The Obama administration looks to be taking its Medicaid hardball tactics to Texas.
The Centers for Medicare and Medicaid Services indicated to Texas officials Thursday that whether the state expands Medicaid under the Affordable Care Act would factor into the renewal of a multibillion-dollar Medicaid funding stream next year, according to state officials.
Federal officials requested a call with the Texas Health and Human Services Commission, during which they outlined their position, Linda Edwards Gockel, a spokeswoman for the Texas health agency, said in an email to National Journal.
The call came the same day that Florida Gov. Rick Scott said he would sue the Obama administration, accusing CMS of pushing the state to expand Medicaid by leveraging $1 billion in federal Medicaid funding, which is up for renewal this summer and helps cover some uncompensated care.
CMS said in a letter to Florida this week that one of the three principles it would use to evaluate the program, known as the Low-Income Pool, was that “uncompensated care pool funding should not pay for costs that would be covered in a Medicaid expansion.”
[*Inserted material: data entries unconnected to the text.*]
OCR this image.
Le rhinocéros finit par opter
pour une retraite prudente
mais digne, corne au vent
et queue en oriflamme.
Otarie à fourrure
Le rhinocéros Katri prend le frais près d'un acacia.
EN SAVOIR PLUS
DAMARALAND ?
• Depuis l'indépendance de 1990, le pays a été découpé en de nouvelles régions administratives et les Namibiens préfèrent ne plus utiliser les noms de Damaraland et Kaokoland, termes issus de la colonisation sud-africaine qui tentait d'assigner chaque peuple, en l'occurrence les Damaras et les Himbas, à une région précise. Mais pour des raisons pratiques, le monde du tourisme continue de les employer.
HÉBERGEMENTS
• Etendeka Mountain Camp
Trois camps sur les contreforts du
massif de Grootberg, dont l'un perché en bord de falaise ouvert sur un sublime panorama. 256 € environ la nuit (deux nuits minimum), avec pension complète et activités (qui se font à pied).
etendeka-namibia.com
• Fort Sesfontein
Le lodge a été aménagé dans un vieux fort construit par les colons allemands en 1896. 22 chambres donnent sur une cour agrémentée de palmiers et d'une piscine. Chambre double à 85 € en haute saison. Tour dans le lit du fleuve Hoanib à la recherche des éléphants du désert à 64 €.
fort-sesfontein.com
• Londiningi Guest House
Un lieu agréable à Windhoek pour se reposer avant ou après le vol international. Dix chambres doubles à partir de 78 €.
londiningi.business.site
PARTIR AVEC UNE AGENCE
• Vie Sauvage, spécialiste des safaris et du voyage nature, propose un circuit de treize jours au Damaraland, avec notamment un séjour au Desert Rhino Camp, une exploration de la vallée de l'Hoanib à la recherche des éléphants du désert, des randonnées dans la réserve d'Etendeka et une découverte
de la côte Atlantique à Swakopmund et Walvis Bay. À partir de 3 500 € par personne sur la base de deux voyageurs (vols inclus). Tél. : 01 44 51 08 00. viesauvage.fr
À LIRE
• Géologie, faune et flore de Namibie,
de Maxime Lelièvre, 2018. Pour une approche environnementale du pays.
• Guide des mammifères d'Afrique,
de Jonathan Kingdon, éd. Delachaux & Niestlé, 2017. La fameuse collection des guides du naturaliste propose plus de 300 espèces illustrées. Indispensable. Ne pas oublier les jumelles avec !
In the phone call with Texas officials, “CMS said they recognize each state is different, but they intend to use the same three principles outlined in their letter to Florida as they evaluate uncompensated care funding pools in all states,” Edwards Gockel said. “We don’t have more details than that at this point.”
A CMS spokesman confirmed that the agency would use the principles outlined in the Florida letter, which include a state’s Medicaid expansion status, when reviewing uncompensated-care funding pools in other states like Texas.
“We will also use these principles in considering similar proposals in other states,” CMS spokesman Aaron Albright said in an email, “but discussions with each state will also take into account state specific circumstances.”
Texas’s uncompensated-care funding pool, part of a broader Medicaid waiver, is coming up for renewal in September 2016. According to the Texas Hospital Association, the program provides more than $3 billion to Texas hospitals for uncompensated care.
The Lone Star State is the biggest state not to expand Medicaid under Obamacare; about 950,000 low-income Texans would receive health coverage if the state did accept the expansion.